Nigeria has myriad interpretations of the cause of sleep paralysis, due to numerous cultures and belief systems that exist there.

United States

Sleep paralysis is sometimes interpreted as space alien abduction in the United States.

Literature

Various forms of magic and spiritual possession were also advanced as causes in literature. In nineteenth century Europe, the vagaries of diet were thought to be responsible. For example, in Charles Dickens's A Christmas Carol, Ebenezer Scrooge attributes the ghost he sees to "... an undigested bit of beef, a blot of mustard, a crumb of cheese, a fragment of an underdone potato..." In a similar vein, the Household Cyclopedia (1881) offers the following advice about nightmares:

Great attention is to be paid to regularity and choice of diet. Intemperance of every kind is hurtful, but nothing is more productive of this disease than drinking bad wine. Of eatables those which are most prejudicial are all fat and greasy meats and pastry... Moderate exercise contributes in a superior degree to promote the digestion of food and prevent flatulence; those, however, who are necessarily confined to a sedentary occupation, should particularly avoid applying themselves to study or bodily labor immediately after eating... Going to bed before the usual hour is a frequent cause of night-mare, as it either occasions the patient to sleep too long or to lie long awake in the night. Passing a whole night or part of a night without rest likewise gives birth to the disease, as it occasions the patient, on the succeeding night, to sleep too soundly. Indulging in sleep too late in the morning, is an almost certain method to bring on the paroxysm, and the more frequently it returns, the greater strength it acquires; the propensity to sleep at this time is almost irresistible.

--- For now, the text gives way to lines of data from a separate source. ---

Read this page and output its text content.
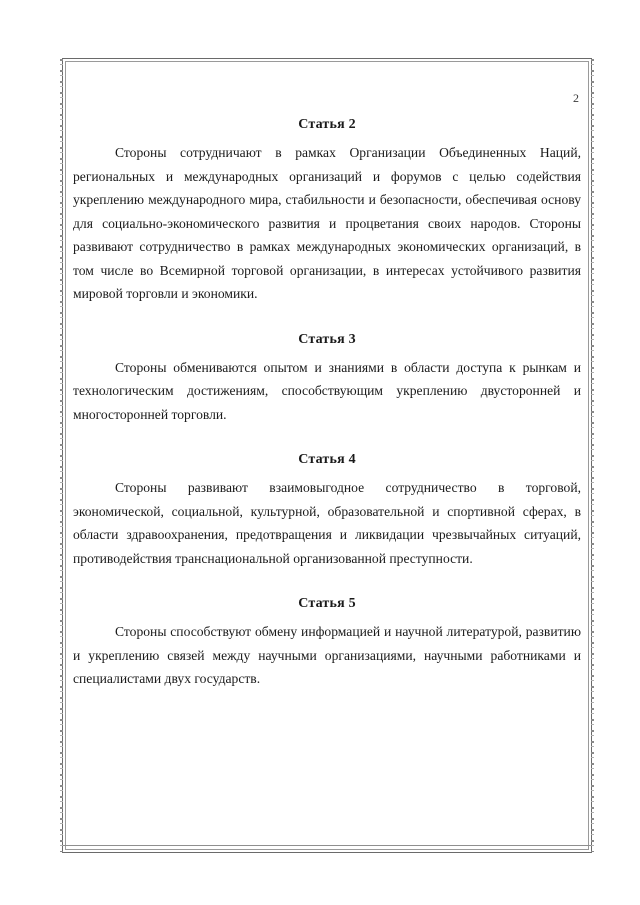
2
Статья 2

Стороны сотрудничают в рамках Организации Объединенных Наций, региональных и международных организаций и форумов с целью содействия укреплению международного мира, стабильности и безопасности, обеспечивая основу для социально-экономического развития и процветания своих народов. Стороны развивают сотрудничество в рамках международных экономических организаций, в том числе во Всемирной торговой организации, в интересах устойчивого развития мировой торговли и экономики.

Статья 3

Стороны обмениваются опытом и знаниями в области доступа к рынкам и технологическим достижениям, способствующим укреплению двусторонней и многосторонней торговли.

Статья 4

Стороны развивают взаимовыгодное сотрудничество в торговой, экономической, социальной, культурной, образовательной и спортивной сферах, в области здравоохранения, предотвращения и ликвидации чрезвычайных ситуаций, противодействия транснациональной организованной преступности.

Статья 5

Стороны способствуют обмену информацией и научной литературой, развитию и укреплению связей между научными организациями, научными работниками и специалистами двух государств.
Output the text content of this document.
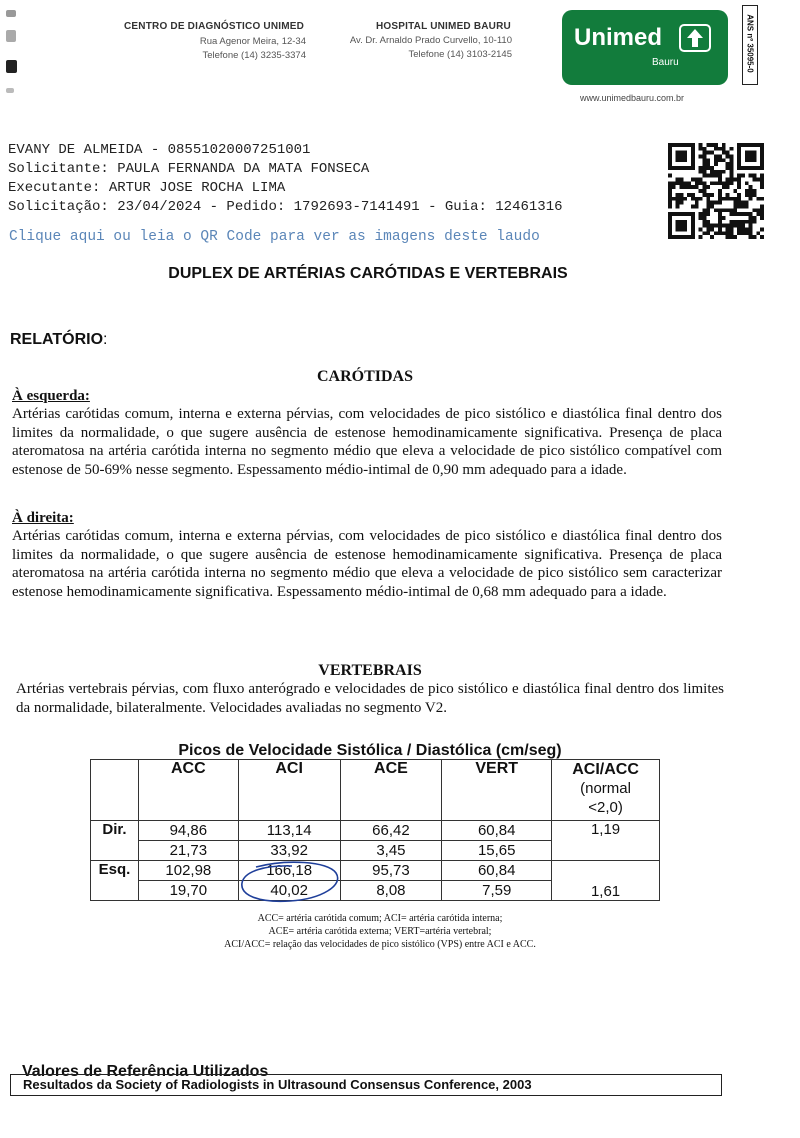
CENTRO DE DIAGNÓSTICO UNIMED
Rua Agenor Meira, 12-34
Telefone (14) 3235-3374
HOSPITAL UNIMED BAURU
Av. Dr. Arnaldo Prado Curvello, 10-110
Telefone (14) 3103-2145
Unimed
Bauru
www.unimedbauru.com.br
ANS nº 35095-0
EVANY DE ALMEIDA - 08551020007251001
Solicitante: PAULA FERNANDA DA MATA FONSECA
Executante: ARTUR JOSE ROCHA LIMA
Solicitação: 23/04/2024 - Pedido: 1792693-7141491 - Guia: 12461316
Clique aqui ou leia o QR Code para ver as imagens deste laudo
DUPLEX DE ARTÉRIAS CARÓTIDAS E VERTEBRAIS
RELATÓRIO:
CARÓTIDAS
À esquerda:
Artérias carótidas comum, interna e externa pérvias, com velocidades de pico sistólico e diastólica final dentro dos limites da normalidade, o que sugere ausência de estenose hemodinamicamente significativa. Presença de placa ateromatosa na artéria carótida interna no segmento médio que eleva a velocidade de pico sistólico compatível com estenose de 50-69% nesse segmento. Espessamento médio-intimal de 0,90 mm adequado para a idade.
À direita:
Artérias carótidas comum, interna e externa pérvias, com velocidades de pico sistólico e diastólica final dentro dos limites da normalidade, o que sugere ausência de estenose hemodinamicamente significativa. Presença de placa ateromatosa na artéria carótida interna no segmento médio que eleva a velocidade de pico sistólico sem caracterizar estenose hemodinamicamente significativa. Espessamento médio-intimal de 0,68 mm adequado para a idade.
VERTEBRAIS
Artérias vertebrais pérvias, com fluxo anterógrado e velocidades de pico sistólico e diastólica final dentro dos limites da normalidade, bilateralmente. Velocidades avaliadas no segmento V2.
Picos de Velocidade Sistólica / Diastólica (cm/seg)
	ACC	ACI	ACE	VERT	ACI/ACC
(normal
<2,0)
Dir.	94,86	113,14	66,42	60,84	1,19
	21,73	33,92	3,45	15,65	
Esq.	102,98	166,18	95,73	60,84	1,61
	19,70	40,02	8,08	7,59	
ACC= artéria carótida comum; ACI= artéria carótida interna;
ACE= artéria carótida externa; VERT=artéria vertebral;
ACI/ACC= relação das velocidades de pico sistólico (VPS) entre ACI e ACC.
Valores de Referência Utilizados
Resultados da Society of Radiologists in Ultrasound Consensus Conference, 2003
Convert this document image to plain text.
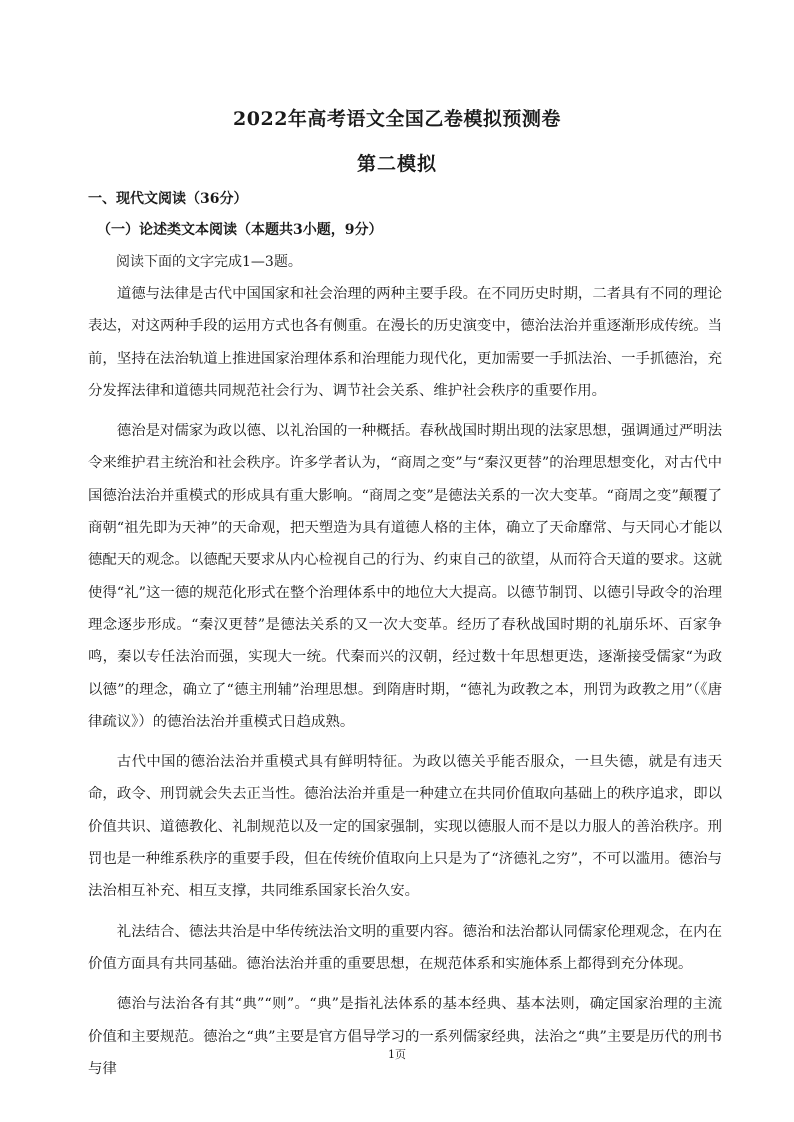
2022年高考语文全国乙卷模拟预测卷
第二模拟
一、现代文阅读（36分）
（一）论述类文本阅读（本题共3小题，9分）
阅读下面的文字完成1—3题。

道德与法律是古代中国国家和社会治理的两种主要手段。在不同历史时期，二者具有不同的理论表达，对这两种手段的运用方式也各有侧重。在漫长的历史演变中，德治法治并重逐渐形成传统。当前，坚持在法治轨道上推进国家治理体系和治理能力现代化，更加需要一手抓法治、一手抓德治，充分发挥法律和道德共同规范社会行为、调节社会关系、维护社会秩序的重要作用。

德治是对儒家为政以德、以礼治国的一种概括。春秋战国时期出现的法家思想，强调通过严明法令来维护君主统治和社会秩序。许多学者认为，“商周之变”与“秦汉更替”的治理思想变化，对古代中国德治法治并重模式的形成具有重大影响。“商周之变”是德法关系的一次大变革。“商周之变”颠覆了商朝“祖先即为天神”的天命观，把天塑造为具有道德人格的主体，确立了天命靡常、与天同心才能以德配天的观念。以德配天要求从内心检视自己的行为、约束自己的欲望，从而符合天道的要求。这就使得“礼”这一德的规范化形式在整个治理体系中的地位大大提高。以德节制罚、以德引导政令的治理理念逐步形成。“秦汉更替”是德法关系的又一次大变革。经历了春秋战国时期的礼崩乐坏、百家争鸣，秦以专任法治而强，实现大一统。代秦而兴的汉朝，经过数十年思想更迭，逐渐接受儒家“为政以德”的理念，确立了“德主刑辅”治理思想。到隋唐时期，“德礼为政教之本，刑罚为政教之用”（《唐律疏议》）的德治法治并重模式日趋成熟。

古代中国的德治法治并重模式具有鲜明特征。为政以德关乎能否服众，一旦失德，就是有违天命，政令、刑罚就会失去正当性。德治法治并重是一种建立在共同价值取向基础上的秩序追求，即以价值共识、道德教化、礼制规范以及一定的国家强制，实现以德服人而不是以力服人的善治秩序。刑罚也是一种维系秩序的重要手段，但在传统价值取向上只是为了“济德礼之穷”，不可以滥用。德治与法治相互补充、相互支撑，共同维系国家长治久安。

礼法结合、德法共治是中华传统法治文明的重要内容。德治和法治都认同儒家伦理观念，在内在价值方面具有共同基础。德治法治并重的重要思想，在规范体系和实施体系上都得到充分体现。

德治与法治各有其“典”“则”。“典”是指礼法体系的基本经典、基本法则，确定国家治理的主流价值和主要规范。德治之“典”主要是官方倡导学习的一系列儒家经典，法治之“典”主要是历代的刑书与律

1页
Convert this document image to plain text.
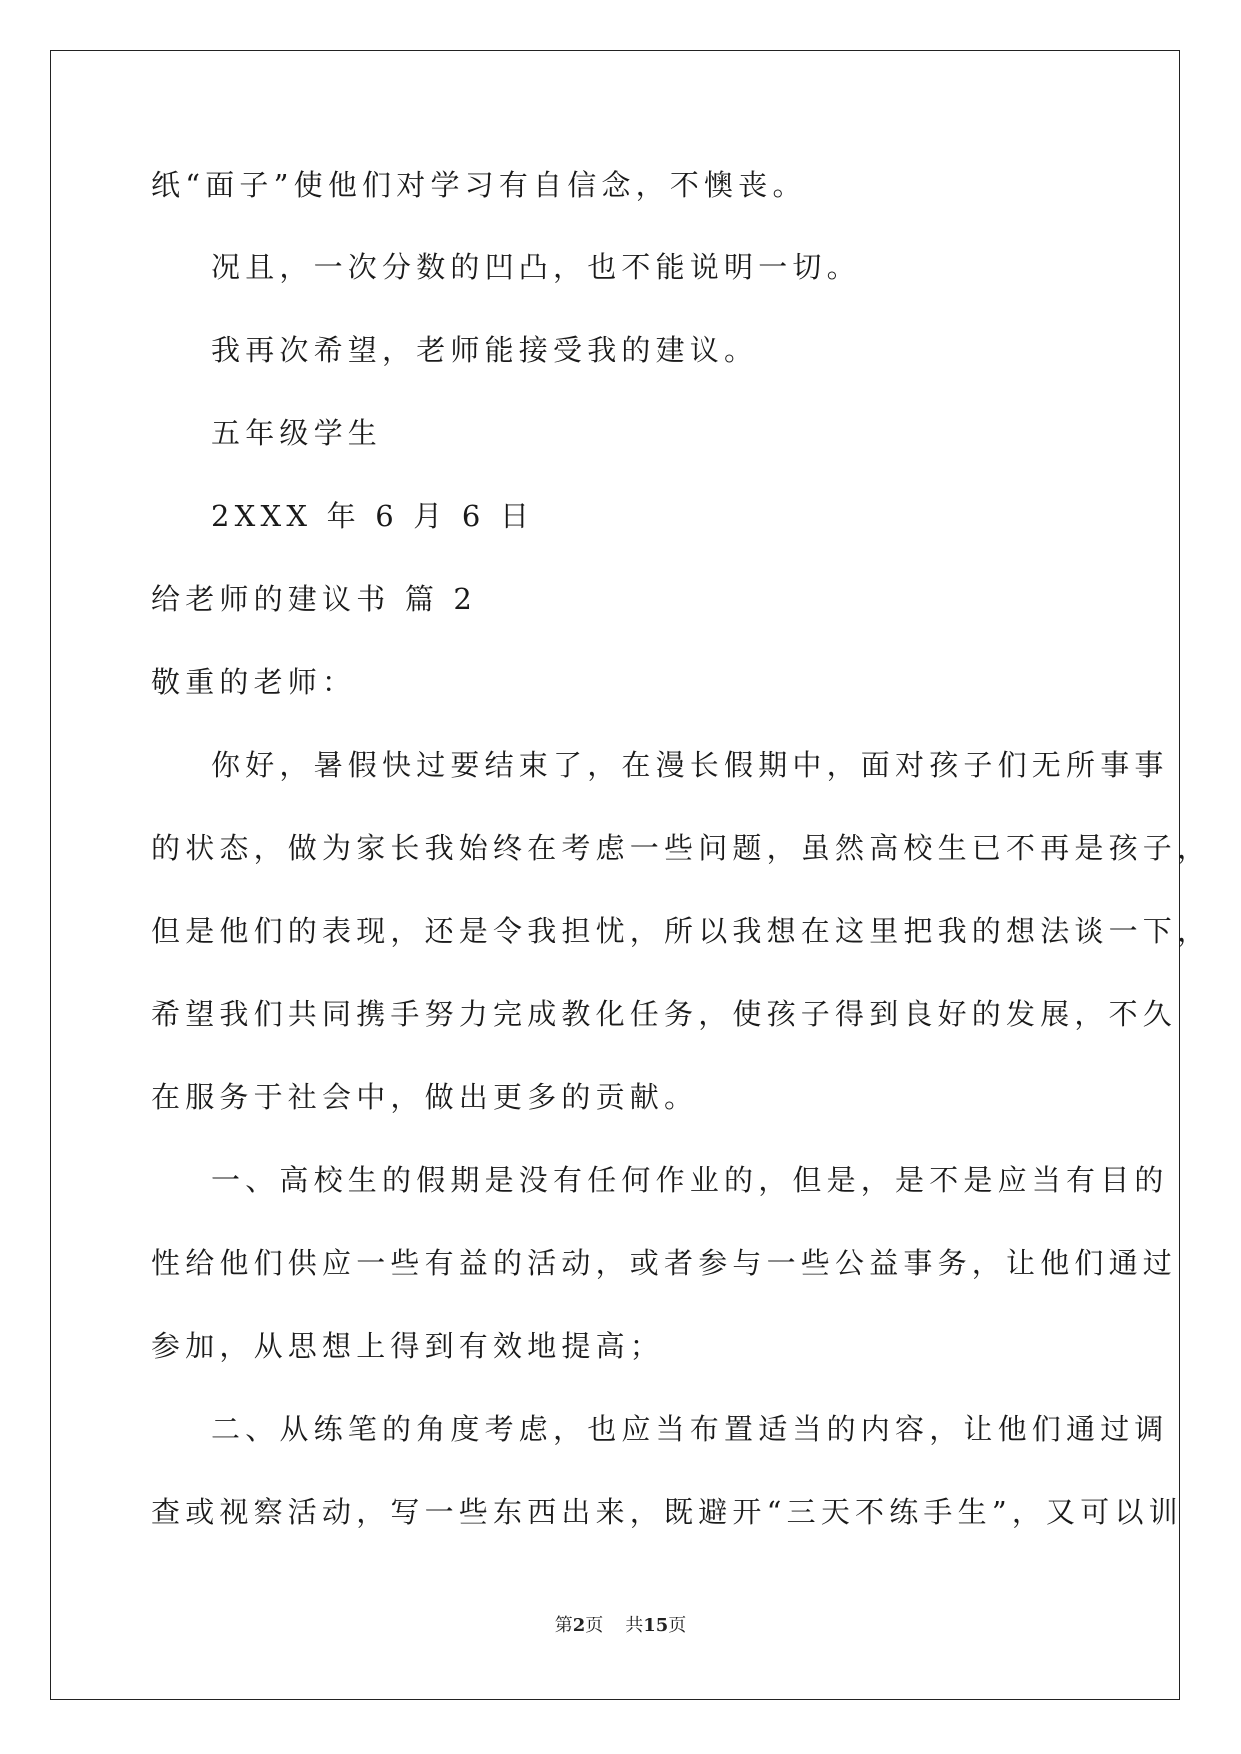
纸“面子”使他们对学习有自信念，不懊丧。
况且，一次分数的凹凸，也不能说明一切。
我再次希望，老师能接受我的建议。
五年级学生
2XXX 年 6 月 6 日
给老师的建议书 篇 2
敬重的老师：
你好，暑假快过要结束了，在漫长假期中，面对孩子们无所事事
的状态，做为家长我始终在考虑一些问题，虽然高校生已不再是孩子，
但是他们的表现，还是令我担忧，所以我想在这里把我的想法谈一下，
希望我们共同携手努力完成教化任务，使孩子得到良好的发展，不久
在服务于社会中，做出更多的贡献。
一、高校生的假期是没有任何作业的，但是，是不是应当有目的
性给他们供应一些有益的活动，或者参与一些公益事务，让他们通过
参加，从思想上得到有效地提高；
二、从练笔的角度考虑，也应当布置适当的内容，让他们通过调
查或视察活动，写一些东西出来，既避开“三天不练手生”，又可以训
第2页 共15页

J. M. Barrie, the author of the Peter Pan stories, may have had sleep paralysis. He said of himself "In my early boyhood it was a sheet that tried to choke me in the night." He also described several incidents in the Peter Pan stories that indicate that he was familiar with an awareness of a loss of muscle tone whilst in a dream-like state. For example, Maimie is asleep but calls out "What was that....It is coming nearer! It is feeling your bed with its horns-it is boring for [into] you", and when the Darling children were dreaming of flying, Barrie says "Nothing horrid was visible in the air, yet their progress had become slow and laboured, exactly as if they were pushing their way through hostile forces. Sometimes they hung in the air until Peter had beaten on it with his fists." Barrie describes many parasomnias and neurological symptoms in his books and uses them to explore the nature of consciousness from an experiential point of view.

Documentary films

The Nightmare is a 2015 documentary that discusses the causes of sleep paralysis as seen through extensive interviews with participants, and the experiences are re-enacted by professional actors. In synopsis, it proposes that such cultural phenomena as alien abduction, the near-death experience and shadow people can, in many cases, be attributed to sleep paralysis. The "real-life" horror film debuted at the Sundance Film Festival on January 26, 2015, and premiered in theatres on June 5, 2015.